As demonstrated by the Guardian's 1000 albums special and its combustible blog (has anyone calculated how many man-hours were lost while that was going on?), "the album" is still the basic unit of currency for the obsessive listener. (Full disclosure: I wrote 49 of the 1000.) For classical listeners it's "the work", best accommodated by CDs or DVDs, and for clubbers and DJs it's the "tune", often on 12-inch vinyl or a WAV or FLAC file to sound good over a big system. And though everyone likes the compressed, crunchy convenience of downloads, the idea of the "long-player", whether a concept album or a greatest hits collection, still has a tight grip on the way we think about music.

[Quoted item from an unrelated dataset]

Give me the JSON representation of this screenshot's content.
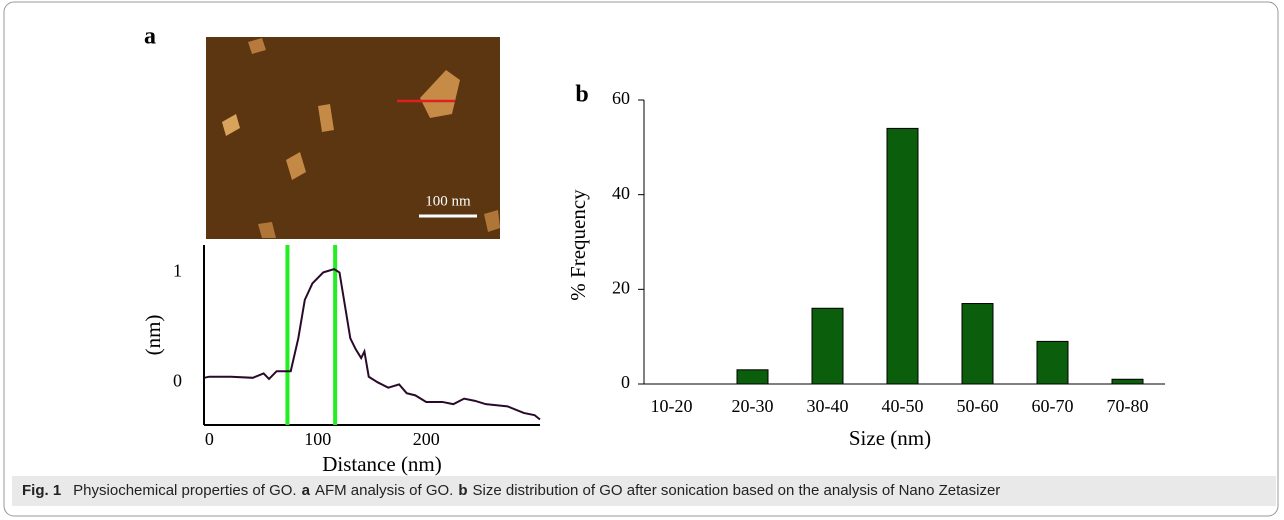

Take one of Friday's collection of "forgotten" albums suggested by readers - it's hard to think of Charlie Haden's Liberation Music Orchestra as disembodied tracks, separated from the great sleeve image.
At Pizza Express in Dean Street, where I saw the Jef Neve trio on Thursday, every table has a card that suggests diners take home a CD signed by the artist, assuming (rightly) that every band they promote, however small-time, will have a CD to sell on the night. This is different to the scene of, say, 20 years ago, when few of the younger bands would have deals, and many senior figures (even the big names) had been dropped by their record companies.
Nowadays, despite the music retail crisis, nearly everyone - young, old and in-between - has an album and a MySpace page to help them flog it. For example: Zoe Rahman, Byron Wallen, Carol Grimes, Luke Barlow, Fraud, Ingrid Laubrock, Led Bib, Monika Vasconcelos, Zhenya Strigalev and so on, all artists in the London jazz festival. There are small outfits such as F-IRE and the Loop Collective, and labels like Babel and Basho and Brownswood and Birdjam and a few that don't begin with a "B", like Vortex, which has released the Portico Quartet's tuneful debut. (Talking of music visuals, which I was last week, see Leo Bridle's ingenious video using the Porticos' music.
And there are still artists who are actually signed to major record labels, like the divine Luciana Souza, who appeared with the Britten Sinfonia on Saturday night, or to big indies: ECM has festival stars John Surman, Tord Gustavsen (yawn), Jon Hassell and the brilliant Stefano Bollani & Enrico Rava.
So even if you're not in reach of London, you can construct an audio version of the festival in the comfort of your home. And compile a list of 1000 albums to hear before the next festival. Blog it at your own risk.